Weaving for Life dicetuskan pertama kali oleh Lawe dan didukung oleh GEF SGP (Global Environment Facility- Small Grant Programme) Indonesia. Bermula dari cerita masyarakat Tiga Batu Tungku, yaitu Suku Molo, Amanatun dan Amanuban, di Kabupaten Timor Tengah Selatan, NTT yang mempergunakan tenun tradisional sebagai salah satu ‘media’ mengusir tambang marmer dari wilayah mereka. Tenun di wilayah tersebut memiliki cerita sejarah yang luar biasa dan merupakan media ekonomi bagi perempuan untuk membantu keluarga, juga media untuk menyuarakan kepentingan perempuan. Sayang nilai jualnya masih rendah dan mutunya pun ada yang masih kurang baik.
Kegiatan awal Weaving for Life dimulai dengan menggandeng tiga desainer muda asal Yogyakarta.

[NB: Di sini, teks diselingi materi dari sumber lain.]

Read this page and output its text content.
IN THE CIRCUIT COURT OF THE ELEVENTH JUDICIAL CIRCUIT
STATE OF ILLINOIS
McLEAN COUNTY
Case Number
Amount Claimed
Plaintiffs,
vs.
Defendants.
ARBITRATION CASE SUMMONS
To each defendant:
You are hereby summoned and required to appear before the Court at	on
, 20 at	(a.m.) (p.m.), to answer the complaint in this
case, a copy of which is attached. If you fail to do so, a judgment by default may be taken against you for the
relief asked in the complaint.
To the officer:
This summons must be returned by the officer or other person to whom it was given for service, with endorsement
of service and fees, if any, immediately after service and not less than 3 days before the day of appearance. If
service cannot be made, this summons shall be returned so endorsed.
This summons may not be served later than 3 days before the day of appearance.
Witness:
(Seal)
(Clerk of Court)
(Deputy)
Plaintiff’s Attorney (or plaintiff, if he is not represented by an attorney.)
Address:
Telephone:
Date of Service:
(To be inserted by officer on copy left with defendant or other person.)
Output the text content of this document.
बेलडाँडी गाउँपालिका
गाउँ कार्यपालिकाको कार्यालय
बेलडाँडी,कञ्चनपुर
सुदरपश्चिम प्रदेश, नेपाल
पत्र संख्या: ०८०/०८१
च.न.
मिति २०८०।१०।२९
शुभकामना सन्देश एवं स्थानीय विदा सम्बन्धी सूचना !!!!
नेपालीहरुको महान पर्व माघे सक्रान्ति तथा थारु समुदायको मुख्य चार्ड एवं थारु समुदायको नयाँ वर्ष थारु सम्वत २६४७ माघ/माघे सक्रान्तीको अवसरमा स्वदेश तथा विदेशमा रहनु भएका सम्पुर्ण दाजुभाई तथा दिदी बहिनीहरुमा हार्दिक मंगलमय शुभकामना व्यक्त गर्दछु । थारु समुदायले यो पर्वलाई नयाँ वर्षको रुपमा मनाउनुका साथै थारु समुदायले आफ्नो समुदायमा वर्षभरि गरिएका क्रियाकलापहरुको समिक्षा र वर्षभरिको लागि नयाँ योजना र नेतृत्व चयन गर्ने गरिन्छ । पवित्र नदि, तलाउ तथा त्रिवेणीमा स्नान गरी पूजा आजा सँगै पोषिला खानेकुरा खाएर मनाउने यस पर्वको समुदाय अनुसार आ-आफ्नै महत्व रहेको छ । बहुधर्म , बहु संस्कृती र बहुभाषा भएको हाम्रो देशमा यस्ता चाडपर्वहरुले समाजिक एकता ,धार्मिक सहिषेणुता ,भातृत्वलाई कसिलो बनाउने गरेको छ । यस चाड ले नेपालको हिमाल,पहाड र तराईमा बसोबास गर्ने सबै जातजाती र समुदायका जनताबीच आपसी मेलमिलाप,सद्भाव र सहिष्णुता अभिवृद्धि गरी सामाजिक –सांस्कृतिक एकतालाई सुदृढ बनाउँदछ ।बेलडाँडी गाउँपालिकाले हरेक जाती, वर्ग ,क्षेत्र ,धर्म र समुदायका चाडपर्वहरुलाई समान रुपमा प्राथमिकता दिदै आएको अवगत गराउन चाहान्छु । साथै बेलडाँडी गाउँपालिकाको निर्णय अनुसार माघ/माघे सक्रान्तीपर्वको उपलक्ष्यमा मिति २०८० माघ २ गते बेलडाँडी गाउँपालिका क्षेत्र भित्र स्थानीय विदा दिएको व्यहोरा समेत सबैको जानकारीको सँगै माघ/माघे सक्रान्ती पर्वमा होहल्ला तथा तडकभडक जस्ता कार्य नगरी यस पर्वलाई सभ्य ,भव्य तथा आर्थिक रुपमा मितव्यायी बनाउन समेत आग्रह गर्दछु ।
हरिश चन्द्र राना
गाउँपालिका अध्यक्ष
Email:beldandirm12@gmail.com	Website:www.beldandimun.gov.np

Mereka adalah Lia Popperca, Lulu Lutfi Labibi, dan Dede Bastam yang secara khusus mendesain karya busana mereka dengan menggunakan bahan dasar kain khas Molo, Amanatun, dan Amanuban. Hasil keuntungan penjualan baju-baju tersebut digunakan untuk meningkatkan mutu tenun di ketiga wilayah tersebut dengan pembelian benang dan pewarnaan yang tidak luntur juga pembelian mesin jahit untuk membuat produk turunan tenun.